While there are currently no ballot measures at issue in the United States regarding the Grand Ethiopian Renaissance Dam (GERD) that the American electorate needs to be informed about, it is good for the American electorate to be informed enough to choose leaders who will not stoke a conflict between two foreign nations (nor stoke a conflict between the country and one of its territories). It’s not good to put stressors on an ally who can broker a fragile ceasefire between Israel and the Palestinian Authority. Neither is it good to put undue stress on another ally who hosts the headquarters of the African Union, a body that organizes a continent of 1.4 billion people.
A decade-long infrastructure project built on the Blue Nile River, the GERD opened July of last year, will be the largest hydroelectric power plant in Africa, and will be the seventh largest hydroelectric plant in the world. It promises to unite and electrify Ethiopia, bringing the nation’s people into the 21st century; reduce seasonal flooding in Sudan; and provide additional power reserves to Egypt and other members of the Nile Basin Initiative. Yet Ethiopia, Egypt and Sudan, the three nations through which the Nile flows, have yet to strike an agreement regarding when and how quickly to fill the dam. Ethiopia has begun unilaterally, and is prepared to continue unilaterally. Egypt is resistant to any activity that would drastically reduce its Nile water share, and cites a 1929 treaty between Egypt and other Nile Basin countries that was sponsored by Great Britain. However, Ethiopia was never party to that treaty.

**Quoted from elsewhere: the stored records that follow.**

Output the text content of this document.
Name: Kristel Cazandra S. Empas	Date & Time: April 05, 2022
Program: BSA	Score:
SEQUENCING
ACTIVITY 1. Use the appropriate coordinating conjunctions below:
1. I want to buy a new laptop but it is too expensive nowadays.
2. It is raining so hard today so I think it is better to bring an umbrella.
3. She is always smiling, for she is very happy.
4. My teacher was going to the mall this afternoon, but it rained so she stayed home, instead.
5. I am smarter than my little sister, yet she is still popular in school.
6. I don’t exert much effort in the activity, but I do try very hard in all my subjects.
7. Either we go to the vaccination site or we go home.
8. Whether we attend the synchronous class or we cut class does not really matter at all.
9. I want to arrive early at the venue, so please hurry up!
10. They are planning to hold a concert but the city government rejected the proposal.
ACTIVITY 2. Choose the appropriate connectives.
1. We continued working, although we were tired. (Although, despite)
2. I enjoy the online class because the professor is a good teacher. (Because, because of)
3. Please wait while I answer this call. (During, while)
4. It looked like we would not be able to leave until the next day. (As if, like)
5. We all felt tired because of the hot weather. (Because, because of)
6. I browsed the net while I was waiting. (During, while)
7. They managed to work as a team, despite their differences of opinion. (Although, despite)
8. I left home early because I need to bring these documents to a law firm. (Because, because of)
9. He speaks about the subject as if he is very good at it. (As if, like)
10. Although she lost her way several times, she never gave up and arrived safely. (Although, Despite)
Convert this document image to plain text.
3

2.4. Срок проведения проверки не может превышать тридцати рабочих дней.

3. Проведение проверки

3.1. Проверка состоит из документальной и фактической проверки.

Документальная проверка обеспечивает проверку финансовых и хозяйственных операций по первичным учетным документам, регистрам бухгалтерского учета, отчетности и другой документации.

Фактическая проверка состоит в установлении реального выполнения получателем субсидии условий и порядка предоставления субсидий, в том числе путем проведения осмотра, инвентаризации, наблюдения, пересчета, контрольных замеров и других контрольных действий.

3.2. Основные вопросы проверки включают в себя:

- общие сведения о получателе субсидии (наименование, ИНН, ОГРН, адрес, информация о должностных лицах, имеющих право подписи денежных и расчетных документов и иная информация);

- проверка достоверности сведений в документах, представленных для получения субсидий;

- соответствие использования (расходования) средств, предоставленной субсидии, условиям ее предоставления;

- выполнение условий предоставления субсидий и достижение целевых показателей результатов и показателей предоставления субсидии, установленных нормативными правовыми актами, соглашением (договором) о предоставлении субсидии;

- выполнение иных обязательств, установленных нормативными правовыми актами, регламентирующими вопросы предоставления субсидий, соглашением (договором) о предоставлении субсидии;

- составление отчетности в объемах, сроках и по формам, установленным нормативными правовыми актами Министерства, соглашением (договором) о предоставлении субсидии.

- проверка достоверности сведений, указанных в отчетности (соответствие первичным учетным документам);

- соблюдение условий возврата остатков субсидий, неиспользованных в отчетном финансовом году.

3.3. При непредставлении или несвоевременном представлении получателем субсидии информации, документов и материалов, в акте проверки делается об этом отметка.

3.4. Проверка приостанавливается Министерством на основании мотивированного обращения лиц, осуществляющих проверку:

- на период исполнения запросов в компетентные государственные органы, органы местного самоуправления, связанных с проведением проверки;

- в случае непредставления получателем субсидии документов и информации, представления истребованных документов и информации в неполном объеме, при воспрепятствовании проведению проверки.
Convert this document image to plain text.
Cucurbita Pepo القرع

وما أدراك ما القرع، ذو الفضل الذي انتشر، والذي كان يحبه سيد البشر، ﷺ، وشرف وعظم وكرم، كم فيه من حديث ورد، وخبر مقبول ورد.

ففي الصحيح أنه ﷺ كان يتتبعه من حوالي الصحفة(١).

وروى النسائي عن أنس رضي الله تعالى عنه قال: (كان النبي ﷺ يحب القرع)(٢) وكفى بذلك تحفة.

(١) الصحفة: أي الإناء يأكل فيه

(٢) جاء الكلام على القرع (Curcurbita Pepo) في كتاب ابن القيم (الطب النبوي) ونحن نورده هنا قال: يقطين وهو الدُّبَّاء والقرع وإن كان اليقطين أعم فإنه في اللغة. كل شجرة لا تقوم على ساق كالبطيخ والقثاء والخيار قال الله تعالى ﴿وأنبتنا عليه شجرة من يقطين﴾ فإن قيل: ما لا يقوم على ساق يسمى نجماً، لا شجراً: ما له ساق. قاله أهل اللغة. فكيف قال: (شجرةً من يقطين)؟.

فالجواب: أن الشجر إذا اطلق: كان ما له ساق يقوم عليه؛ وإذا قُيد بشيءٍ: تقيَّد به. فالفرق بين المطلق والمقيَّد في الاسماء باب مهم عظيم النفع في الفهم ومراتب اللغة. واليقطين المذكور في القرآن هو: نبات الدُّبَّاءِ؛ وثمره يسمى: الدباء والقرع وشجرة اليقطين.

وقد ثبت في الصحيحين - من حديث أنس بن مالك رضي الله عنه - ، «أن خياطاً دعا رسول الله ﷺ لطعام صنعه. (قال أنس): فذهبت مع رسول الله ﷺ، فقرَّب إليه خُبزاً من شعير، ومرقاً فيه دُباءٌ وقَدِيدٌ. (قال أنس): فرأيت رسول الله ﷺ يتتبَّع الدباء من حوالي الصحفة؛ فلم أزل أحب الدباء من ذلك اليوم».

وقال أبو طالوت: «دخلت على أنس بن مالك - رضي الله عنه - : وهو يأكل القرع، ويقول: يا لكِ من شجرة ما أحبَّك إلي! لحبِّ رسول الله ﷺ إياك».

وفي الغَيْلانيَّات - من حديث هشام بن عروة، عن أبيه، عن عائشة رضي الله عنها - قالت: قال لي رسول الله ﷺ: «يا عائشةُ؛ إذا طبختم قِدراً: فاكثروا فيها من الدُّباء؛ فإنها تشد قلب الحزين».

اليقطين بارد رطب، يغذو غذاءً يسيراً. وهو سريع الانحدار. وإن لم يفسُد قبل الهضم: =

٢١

The United States, the United Nations and the European Union have been invited to facilitate talks between the three nations. While some progress has been made, no definitive treaty has been signed, and the African Union remains to supervise the construction of a peaceable arrangement. 
While there are struggles within and struggles between these countries of the Nile region over political power and natural resources, a thought occurs: how has the 15-member team of Ethiopian, Egyptian and Sudanese scientists factored global climate change into the gradual filling of the dam? An increase in global temperature, water evaporation, crop irrigation needs, and potable water for humans and livestock will adversely impact the rate at which the dam may be filled, resulting in a reduction in the benefit to all stakeholders.
“Water is the new oil.” Those who do not tread lightly will see destabilizing wars in the region, and all the terror that wars portend.